Um fenômeno interessante do trabalho com a escrita, em especial quando você milita no campo da crônica jornalística ou literária, é o dos encontros com o eu documentado. Na era dos computadores em rede, naqueles momentos de narcisismo digital em que se vai ao Google pesquisar o próprio nome, é possível revisitar o que se fez ao longo dos últimos 20 anos. É quando você acessa um blog, o banco de textos de um jornal ou uma biblioteca digital e reencontra a própria forma de pensar e escrever de cinco, dez ou 15 anos atrás. E, graças à peculiar condição de reflexividade em afastamento – do eu que examina o eu como se olhasse para outra pessoa –, observa o quão móveis são as próprias ideias e a própria escrita e, por consequência, como é fluida a própria visão de mundo. E descobre que escrever para o tempo é, de fato, uma forma de liberdade e de ousadia.

Escrever para o tempo é, de fato, uma forma de liberdade e de ousadia

Se no campo das ideias “duras”, das opiniões políticas ou dos artigos acadêmicos, as produções deveriam guardar unidade ou assumir as consequências de sua própria mutabilidade, no da crônica é um pouco diferente, a começar pela riqueza do espectro temático. Ao menos nesta Gazeta, ao longo do tempo já produzi – e redescobri, com orgulho secreto ou vergonha ainda mais secreta – textos sobre temas tão diversos como as idiossincrasias curitibanas, os gatos, a culinária árabe, os discos voadores, os livros, o cinema, a fotografia e o carnaval. Verdadeiro bestiário temático que só é perdoado no campo da crônica ou da filosofia de gênios como Walter Benjamin ou Georg Simmel, que conseguiam amarrar os fenômenos com um fio invisível de lógica – o que, em definitivo, não é o meu caso. Minha lógica, meu fio condutor, é o estranhamento romântico permanente.
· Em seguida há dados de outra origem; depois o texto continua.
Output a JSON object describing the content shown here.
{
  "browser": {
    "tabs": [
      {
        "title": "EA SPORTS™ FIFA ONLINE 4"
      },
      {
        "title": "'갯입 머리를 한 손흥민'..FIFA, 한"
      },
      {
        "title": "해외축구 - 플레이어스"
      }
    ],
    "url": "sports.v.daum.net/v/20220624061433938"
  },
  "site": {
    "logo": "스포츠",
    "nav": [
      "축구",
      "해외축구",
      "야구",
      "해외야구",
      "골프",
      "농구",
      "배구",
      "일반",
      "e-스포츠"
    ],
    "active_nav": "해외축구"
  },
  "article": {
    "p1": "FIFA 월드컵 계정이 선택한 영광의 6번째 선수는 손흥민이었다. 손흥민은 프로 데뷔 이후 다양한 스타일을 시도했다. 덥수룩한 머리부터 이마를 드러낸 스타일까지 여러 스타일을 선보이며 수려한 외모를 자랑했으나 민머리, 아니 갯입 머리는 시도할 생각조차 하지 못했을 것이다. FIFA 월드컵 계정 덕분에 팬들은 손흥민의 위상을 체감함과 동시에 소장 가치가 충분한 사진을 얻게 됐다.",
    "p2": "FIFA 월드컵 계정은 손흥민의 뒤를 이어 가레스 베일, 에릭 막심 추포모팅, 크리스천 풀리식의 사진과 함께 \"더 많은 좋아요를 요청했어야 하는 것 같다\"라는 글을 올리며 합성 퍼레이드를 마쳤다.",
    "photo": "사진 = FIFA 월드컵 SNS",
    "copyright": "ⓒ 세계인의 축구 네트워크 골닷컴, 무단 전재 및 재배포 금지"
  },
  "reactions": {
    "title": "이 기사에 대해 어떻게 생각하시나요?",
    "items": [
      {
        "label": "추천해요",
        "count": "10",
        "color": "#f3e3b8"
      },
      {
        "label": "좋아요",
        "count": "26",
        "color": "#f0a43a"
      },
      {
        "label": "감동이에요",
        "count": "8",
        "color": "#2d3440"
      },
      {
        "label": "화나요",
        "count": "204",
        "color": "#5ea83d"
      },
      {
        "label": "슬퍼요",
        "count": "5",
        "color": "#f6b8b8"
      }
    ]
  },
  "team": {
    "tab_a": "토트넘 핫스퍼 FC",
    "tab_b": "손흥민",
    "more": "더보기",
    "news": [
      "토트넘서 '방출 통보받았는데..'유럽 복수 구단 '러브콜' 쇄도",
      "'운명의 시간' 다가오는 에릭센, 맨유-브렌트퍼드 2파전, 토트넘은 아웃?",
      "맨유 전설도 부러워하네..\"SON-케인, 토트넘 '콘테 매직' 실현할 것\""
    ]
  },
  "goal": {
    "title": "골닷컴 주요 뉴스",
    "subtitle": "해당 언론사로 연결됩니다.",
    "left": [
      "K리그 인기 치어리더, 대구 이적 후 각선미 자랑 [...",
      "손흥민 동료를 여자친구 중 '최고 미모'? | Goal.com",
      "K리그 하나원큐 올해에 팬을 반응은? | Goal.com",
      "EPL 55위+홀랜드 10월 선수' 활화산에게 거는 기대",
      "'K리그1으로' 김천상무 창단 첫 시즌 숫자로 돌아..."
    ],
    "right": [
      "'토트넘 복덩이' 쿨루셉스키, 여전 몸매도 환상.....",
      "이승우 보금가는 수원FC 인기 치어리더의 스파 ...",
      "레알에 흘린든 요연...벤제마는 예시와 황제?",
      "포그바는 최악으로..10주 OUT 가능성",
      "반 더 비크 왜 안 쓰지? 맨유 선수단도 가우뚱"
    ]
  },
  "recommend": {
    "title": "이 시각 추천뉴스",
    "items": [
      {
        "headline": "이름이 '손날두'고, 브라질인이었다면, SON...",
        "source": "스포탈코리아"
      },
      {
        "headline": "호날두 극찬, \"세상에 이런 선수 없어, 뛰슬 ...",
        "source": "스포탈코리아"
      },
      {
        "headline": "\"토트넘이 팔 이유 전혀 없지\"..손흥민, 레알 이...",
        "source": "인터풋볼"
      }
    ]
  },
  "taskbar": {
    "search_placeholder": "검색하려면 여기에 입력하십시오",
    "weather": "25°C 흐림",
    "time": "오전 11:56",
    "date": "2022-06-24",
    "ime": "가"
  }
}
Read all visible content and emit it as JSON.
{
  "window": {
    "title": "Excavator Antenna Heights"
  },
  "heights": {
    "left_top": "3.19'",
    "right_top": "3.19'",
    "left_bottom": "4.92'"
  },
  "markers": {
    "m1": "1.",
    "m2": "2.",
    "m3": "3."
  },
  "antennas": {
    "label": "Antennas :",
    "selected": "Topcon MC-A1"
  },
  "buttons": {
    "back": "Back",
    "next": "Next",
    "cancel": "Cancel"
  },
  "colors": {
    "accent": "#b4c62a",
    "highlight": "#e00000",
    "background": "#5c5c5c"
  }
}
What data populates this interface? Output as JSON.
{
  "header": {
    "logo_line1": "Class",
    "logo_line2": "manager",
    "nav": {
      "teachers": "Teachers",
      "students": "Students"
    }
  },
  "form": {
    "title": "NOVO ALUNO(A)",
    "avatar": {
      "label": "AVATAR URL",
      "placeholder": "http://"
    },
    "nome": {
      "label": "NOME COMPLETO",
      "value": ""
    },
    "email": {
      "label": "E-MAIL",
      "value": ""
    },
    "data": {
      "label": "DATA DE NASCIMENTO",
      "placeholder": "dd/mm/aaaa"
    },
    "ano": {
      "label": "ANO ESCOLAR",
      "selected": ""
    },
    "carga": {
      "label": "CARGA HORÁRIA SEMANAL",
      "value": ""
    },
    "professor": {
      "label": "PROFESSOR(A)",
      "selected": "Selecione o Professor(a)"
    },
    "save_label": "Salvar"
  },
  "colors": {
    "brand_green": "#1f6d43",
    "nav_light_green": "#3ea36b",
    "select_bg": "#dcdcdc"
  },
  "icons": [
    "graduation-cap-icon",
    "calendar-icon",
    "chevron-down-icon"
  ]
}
Em tudo isso, o mais intrigante é reencontrar textos que, por pura velhice, acabaram defenestrados da memória. Você lê, se encafifa com os assuntos e as frases (“Pôtz, fui eu mesmo que escrevi isso?!”), vive a fração de estranhamento e, de repente, seu cérebro resgata a memória (“Fui eu mesmo que escrevi isso. Pôtz!”).

E desse reencontro com o passado se inicia um diálogo que, no melhor dos mundos, servirá para depurar e sutilizar o processo literário – reflexões a mais, palavras a menos, vírgulas aplicadas assim, com uma elegância Zen. No pior dos mundos, há de seguir produzindo uma vergonha alheia própria um tanto esdrúxula em momentos de massagem literária ao ego. Algo que só vou descobrir daqui a cinco anos, quando reler este texto.